Women in Virginia may be advised by professionals to resist the temptation to keep the family home after a divorce. According to one study, in some cases, it may be financially beneficial for them to do so. Some women may want to keep the house because it offers greater stability for their children. They may also have a sentimental attachment to the home.
Divorce often means a lower standard of living for people, and that may continue into retirement. The Center for Retirement Research found that in households where there has been a divorce, wealth is around 30 percent lower. People are also 5 percent more likely to run out of assets after divorce. The exception is women who remain single into retirement, and they tend to be in the same place financially as never-married women.

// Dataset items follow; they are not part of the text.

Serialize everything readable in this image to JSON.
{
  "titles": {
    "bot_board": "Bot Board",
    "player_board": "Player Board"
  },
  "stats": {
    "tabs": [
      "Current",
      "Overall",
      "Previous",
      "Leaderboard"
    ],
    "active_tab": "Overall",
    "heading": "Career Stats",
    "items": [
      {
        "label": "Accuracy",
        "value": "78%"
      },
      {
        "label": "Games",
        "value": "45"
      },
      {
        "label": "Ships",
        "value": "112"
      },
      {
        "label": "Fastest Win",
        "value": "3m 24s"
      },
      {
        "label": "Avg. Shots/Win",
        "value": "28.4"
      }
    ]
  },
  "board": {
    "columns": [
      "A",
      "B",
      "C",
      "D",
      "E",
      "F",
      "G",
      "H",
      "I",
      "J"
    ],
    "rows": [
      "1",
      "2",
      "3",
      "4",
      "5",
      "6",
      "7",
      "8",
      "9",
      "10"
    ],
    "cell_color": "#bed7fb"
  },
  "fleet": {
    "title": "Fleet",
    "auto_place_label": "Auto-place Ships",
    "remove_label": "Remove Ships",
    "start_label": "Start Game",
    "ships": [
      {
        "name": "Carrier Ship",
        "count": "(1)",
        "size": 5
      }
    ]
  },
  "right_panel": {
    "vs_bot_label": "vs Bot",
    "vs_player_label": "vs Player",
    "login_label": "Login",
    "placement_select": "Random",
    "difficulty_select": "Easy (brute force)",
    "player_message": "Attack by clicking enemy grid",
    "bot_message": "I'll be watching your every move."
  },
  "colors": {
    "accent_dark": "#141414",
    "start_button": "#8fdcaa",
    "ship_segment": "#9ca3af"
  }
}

The deciding factor seemed to be whether or not the women kept the home. There can be a significant amount of equity in a home, and it can be an important asset before and after retirement. However, keeping the home can cause financial difficulties for those who cannot afford the additional costs on top of the mortgage. These include taxes, upkeep, and insurance. One financial adviser says she only tells women to keep the home if they can do so for at least five years.
When negotiating property division in a divorce, it is important for people to keep factors like these in mind. Assets that appear to have roughly the same worth may have other costs involved or may have a higher likelihood of appreciating or depreciating in value. The liquidity of an asset may also be a consideration. For example, when looking at the value of a retirement account, people should also understand whether there are taxes or penalties on withdrawals.